IBM helping Europe scan historical documents

Big Blue is working with the EU to help libraries, universities, and companies digitize documents using new scanning tools that provide greater accuracy.

Lance Whitney Contributing Writer

Lance Whitney is a freelance technology writer and trainer and a former IT professional. He's written for Time, CNET, PCMag, and several other publications. He's the author of two tech books--one on Windows and another on LinkedIn.

See full bio

Lance Whitney

Aug. 26, 2010 8:16 a.m. PT

2 min read

IBM and the European Union are teaming up to offer a better way to scan the massive collection of Europe's treasured historical documents.

Expanding on an existing collaboration project, Big Blue and the EU will now be working with more than two dozen libraries, research institutes, universities, and companies across Europe to help them digitize their rare books and documents.

The project known as Impact (Improving Access to Text), is using new tools and tapping into crowd sourcing to speed up the mass digitization process and ensure that the scanned documents are as accurate as possible. Impact will also play a role in making those scans available and searchable online, so that researchers and other people who can't access the actual documents will be able to view the scanned versions via the Internet.

On their own, libraries and other organizations have already spent the past couple of decades scanning their documents and converting them to text via OCR (optical character recognition). But the faded text and old-style fonts used in these historical documents have proved a challenge to traditional scanning and OCR software, rendering the process slow and the results inaccurate.

By combining new OCR technologies with "crowd computing," IBM said it believes Impact will greatly improve the quality and efficiency of the process. Big Blue's new Web-enabled OCR software will provide between 25 percent and 50 percent greater accuracy than standard OCR programs, according to IBM. The system will also be able to learn from its mistakes to better recognize specific fonts and character sets.

Beyond the OCR component, though, the Impact project is also relying on the skills and expertise of the crowd, namely a large group of dedicated volunteers who will review each scan online to verify its accuracy. The volunteers will be able to identify any mistakes in the scanned text and quickly choose the right character from a list of suggestions.

Though Impact is backed by IBM's group in Haifa, Israel, the project will allow the libraries, universities, and other institutions to scan their documents independently on an ongoing basis. An IBM spokesperson told CNET that the overall project could very well involve tens of thousands of documents.

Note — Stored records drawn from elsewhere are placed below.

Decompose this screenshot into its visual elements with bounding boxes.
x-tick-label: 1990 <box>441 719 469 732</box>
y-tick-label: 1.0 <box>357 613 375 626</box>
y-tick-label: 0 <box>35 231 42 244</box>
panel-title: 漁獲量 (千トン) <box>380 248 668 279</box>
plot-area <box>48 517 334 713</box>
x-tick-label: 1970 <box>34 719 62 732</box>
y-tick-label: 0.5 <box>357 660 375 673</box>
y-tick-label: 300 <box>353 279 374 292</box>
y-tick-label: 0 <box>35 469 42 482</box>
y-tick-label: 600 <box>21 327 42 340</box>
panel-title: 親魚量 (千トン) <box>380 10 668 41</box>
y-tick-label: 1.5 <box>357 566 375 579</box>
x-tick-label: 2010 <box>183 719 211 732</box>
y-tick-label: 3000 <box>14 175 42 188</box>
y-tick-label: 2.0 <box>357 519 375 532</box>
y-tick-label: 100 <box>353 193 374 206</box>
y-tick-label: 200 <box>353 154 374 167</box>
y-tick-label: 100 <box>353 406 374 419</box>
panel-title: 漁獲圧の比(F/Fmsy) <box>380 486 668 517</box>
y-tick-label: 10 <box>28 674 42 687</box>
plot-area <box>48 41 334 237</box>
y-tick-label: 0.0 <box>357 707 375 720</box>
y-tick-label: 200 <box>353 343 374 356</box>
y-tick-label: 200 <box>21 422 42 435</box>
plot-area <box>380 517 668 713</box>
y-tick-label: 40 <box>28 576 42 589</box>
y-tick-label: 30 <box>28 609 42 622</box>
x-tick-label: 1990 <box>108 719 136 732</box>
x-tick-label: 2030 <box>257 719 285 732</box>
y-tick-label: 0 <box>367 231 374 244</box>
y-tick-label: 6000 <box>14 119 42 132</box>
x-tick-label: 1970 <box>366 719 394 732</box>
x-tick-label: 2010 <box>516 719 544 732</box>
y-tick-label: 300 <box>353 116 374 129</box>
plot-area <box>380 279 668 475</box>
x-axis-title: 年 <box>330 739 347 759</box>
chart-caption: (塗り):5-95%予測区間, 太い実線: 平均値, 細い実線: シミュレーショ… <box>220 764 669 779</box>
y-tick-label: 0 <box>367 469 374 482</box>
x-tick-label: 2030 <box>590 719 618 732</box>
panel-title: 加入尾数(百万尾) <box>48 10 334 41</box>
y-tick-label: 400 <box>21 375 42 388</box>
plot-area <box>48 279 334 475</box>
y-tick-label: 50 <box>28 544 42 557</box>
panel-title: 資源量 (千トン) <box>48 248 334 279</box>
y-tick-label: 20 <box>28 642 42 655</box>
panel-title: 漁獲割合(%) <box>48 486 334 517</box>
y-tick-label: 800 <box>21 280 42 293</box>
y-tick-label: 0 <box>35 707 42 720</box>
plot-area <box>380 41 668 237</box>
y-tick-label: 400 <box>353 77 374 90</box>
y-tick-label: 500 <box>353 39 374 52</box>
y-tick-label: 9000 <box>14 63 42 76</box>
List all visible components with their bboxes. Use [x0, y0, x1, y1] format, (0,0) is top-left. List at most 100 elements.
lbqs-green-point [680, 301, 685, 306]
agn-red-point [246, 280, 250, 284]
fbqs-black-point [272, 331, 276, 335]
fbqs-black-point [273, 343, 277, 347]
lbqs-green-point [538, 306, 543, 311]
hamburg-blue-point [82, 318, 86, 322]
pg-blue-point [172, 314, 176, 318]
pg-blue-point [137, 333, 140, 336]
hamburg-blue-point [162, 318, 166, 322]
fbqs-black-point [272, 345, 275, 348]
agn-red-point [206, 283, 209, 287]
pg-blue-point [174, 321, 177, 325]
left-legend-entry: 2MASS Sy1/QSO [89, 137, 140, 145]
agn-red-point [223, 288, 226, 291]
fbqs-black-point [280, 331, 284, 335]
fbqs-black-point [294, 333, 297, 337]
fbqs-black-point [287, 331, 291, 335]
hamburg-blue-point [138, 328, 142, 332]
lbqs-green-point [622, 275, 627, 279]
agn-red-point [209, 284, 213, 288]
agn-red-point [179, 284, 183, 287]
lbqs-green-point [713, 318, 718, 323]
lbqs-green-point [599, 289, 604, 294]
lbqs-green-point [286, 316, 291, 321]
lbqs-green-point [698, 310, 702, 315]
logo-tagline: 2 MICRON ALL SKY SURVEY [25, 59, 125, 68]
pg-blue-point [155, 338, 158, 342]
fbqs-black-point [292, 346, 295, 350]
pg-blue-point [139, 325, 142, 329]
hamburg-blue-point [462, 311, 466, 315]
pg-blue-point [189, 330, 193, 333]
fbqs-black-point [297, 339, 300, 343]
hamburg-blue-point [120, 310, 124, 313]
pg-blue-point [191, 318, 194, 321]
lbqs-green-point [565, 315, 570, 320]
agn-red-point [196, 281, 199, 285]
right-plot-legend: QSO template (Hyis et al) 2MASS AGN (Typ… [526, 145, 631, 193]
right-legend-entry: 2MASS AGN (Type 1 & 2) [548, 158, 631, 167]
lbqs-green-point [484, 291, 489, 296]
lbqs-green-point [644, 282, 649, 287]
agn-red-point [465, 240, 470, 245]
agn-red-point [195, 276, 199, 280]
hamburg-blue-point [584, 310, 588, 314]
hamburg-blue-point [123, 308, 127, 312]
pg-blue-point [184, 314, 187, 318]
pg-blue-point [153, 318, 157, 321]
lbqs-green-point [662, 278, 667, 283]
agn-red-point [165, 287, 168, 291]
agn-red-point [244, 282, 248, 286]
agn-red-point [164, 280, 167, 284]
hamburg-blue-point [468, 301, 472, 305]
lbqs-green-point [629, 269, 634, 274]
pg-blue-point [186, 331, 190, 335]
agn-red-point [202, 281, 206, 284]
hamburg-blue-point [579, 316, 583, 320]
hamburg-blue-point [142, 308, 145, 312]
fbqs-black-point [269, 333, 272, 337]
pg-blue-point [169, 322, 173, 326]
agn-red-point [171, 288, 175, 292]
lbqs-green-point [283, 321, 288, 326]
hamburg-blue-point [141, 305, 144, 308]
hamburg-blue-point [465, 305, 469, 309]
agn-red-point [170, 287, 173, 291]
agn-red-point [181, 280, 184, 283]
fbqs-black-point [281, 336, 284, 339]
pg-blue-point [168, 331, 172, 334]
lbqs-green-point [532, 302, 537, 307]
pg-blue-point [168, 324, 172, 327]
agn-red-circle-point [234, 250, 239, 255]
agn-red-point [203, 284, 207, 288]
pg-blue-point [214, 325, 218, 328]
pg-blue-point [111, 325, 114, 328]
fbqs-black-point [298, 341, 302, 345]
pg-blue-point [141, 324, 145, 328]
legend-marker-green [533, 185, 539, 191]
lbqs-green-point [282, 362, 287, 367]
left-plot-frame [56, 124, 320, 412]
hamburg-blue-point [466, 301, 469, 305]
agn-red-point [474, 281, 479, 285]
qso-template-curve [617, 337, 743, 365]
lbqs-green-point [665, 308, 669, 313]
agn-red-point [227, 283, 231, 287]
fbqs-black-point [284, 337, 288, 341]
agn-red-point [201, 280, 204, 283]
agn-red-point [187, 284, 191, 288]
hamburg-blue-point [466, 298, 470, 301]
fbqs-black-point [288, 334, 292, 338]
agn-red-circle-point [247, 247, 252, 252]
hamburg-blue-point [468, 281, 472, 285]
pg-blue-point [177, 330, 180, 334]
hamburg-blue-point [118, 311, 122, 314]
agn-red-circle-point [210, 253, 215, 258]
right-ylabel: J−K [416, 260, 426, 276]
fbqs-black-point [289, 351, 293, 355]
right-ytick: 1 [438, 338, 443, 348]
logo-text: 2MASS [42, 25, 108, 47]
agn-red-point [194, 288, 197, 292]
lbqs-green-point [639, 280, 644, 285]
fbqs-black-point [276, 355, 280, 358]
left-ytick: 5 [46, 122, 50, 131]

"Impact is remarkable in that it not only allows these prominent centers of culture to ultimately bring people closer to perhaps never before seen historically significant texts of heritage--but because it actually allows these people to become part of the preservation process," Tal Drory, manager of the document processing group at IBM Research in Haifa, said in a statement. "Impact offers the first digitization system that combines the power of crowd computing with an adaptive optical character recognition (OCR) correction solution that can achieve excellent recognition rates across all kinds of documents--from the 15th century right up through the 19th century."